Its so worth the work to get that interference fit. It's so satisfying when 2 parts snap together perfectly and holds there.

"Pushing Plastic" would be a great name for a channel

I feel like slicers should easily be able to compensate for the material being pushed out when printing the inner perimeter first...

Most of the parts I print are cases I design myself for various sorts of circuit boards, and my preference is for an interference fit so I can just snap the lid on. With my printer (a heavily modified Ender 3) and preferred filament (Duramic PLA plus) I have found that a 0.2mm clearance works consistently. To avoid the issue with the corners, I always put either a 0.5 or 1mm chamfer on all external corners (ie the outside of a peg, not the inside of a hole) which both gives a better fit, and at least to me gives a part that looks more professional.

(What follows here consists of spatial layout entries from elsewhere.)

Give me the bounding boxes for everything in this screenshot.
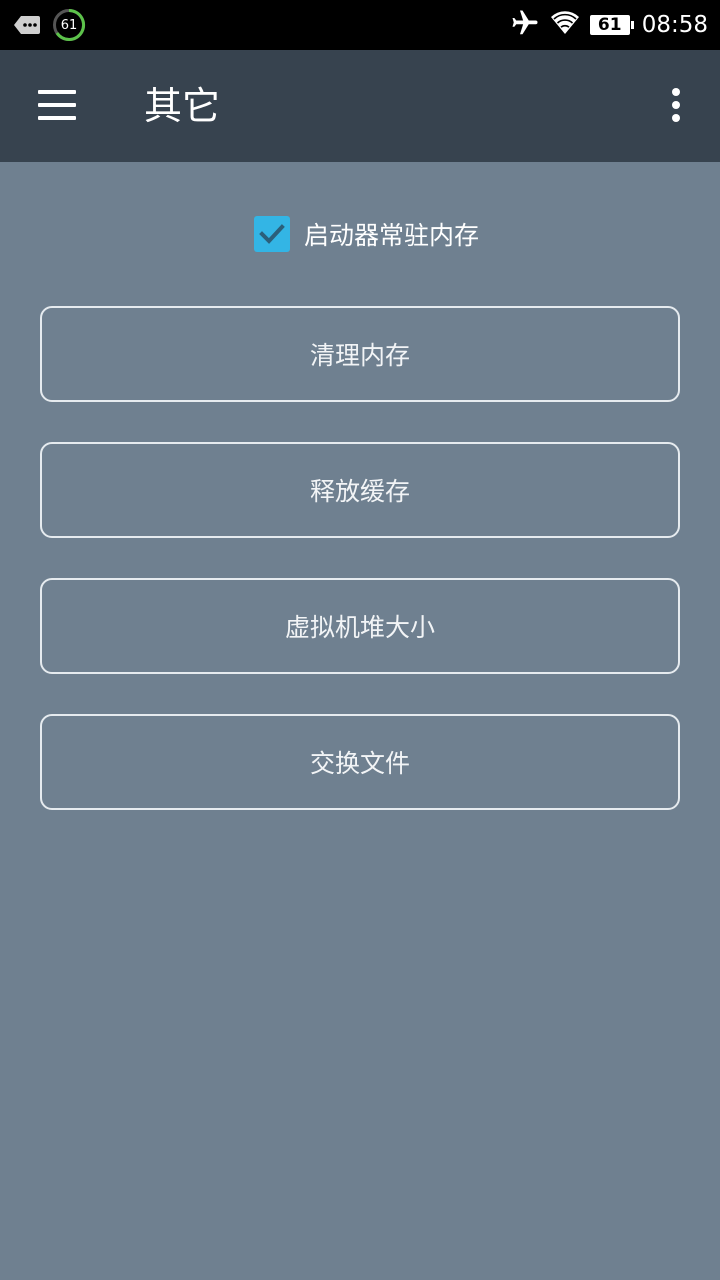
battery-level: 61 (597, 15, 622, 35)
swap-file-label: 交换文件 (309, 749, 410, 778)
resident-memory-toggle[interactable]: 启动器常驻内存 (254, 215, 479, 253)
release-cache-label: 释放缓存 (309, 477, 410, 506)
check-icon (259, 224, 285, 244)
resident-memory-label: 启动器常驻内存 (304, 221, 480, 250)
airplane-mode-icon (510, 8, 540, 42)
clean-memory-button[interactable]: 清理内存 (40, 306, 680, 402)
hamburger-menu-icon[interactable] (38, 90, 76, 120)
overflow-menu-icon[interactable] (666, 88, 686, 124)
app-bar: 其它 (0, 50, 720, 162)
vm-heap-size-label: 虚拟机堆大小 (284, 613, 435, 642)
release-cache-button[interactable]: 释放缓存 (40, 442, 680, 538)
memory-ring-value: 61 (60, 17, 78, 33)
status-bar-right: 61 08:58 (510, 0, 708, 50)
status-clock: 08:58 (641, 12, 708, 38)
swap-file-button[interactable]: 交换文件 (40, 714, 680, 810)
memory-ring-icon: 61 (52, 8, 86, 42)
message-icon (14, 15, 40, 35)
battery-icon: 61 (589, 15, 634, 35)
status-bar: 61 61 08:58 (0, 0, 720, 50)
clean-memory-label: 清理内存 (309, 341, 410, 370)
page-title: 其它 (144, 84, 221, 128)
wifi-icon (550, 10, 580, 40)
vm-heap-size-button[interactable]: 虚拟机堆大小 (40, 578, 680, 674)
resident-memory-checkbox[interactable] (254, 216, 290, 252)
status-bar-left: 61 (14, 8, 86, 42)
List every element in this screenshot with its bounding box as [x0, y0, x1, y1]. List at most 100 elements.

this is why i work with metal

Can't go wrong with GO/NO GO gauges especially when there are so many variables when 3D printing, excellent idea!

Thanks for the video and the explanation. I did print it and tested it out, it definetely is a great way of controling your dimensional accuracy. Liked and subbed!

if you're printing in PLA +.02 is your sweet spot

this has been a thorn in my side recently, but i have a resin 3d printer and most of the tolerance guides talk specifically about filament printers. even the new benchy test print engine works by laying a bead across left over filament strands which resin printers simply cant utilize. does anyone have a recommendation or a test print for pin/hole tolerances for resin printers?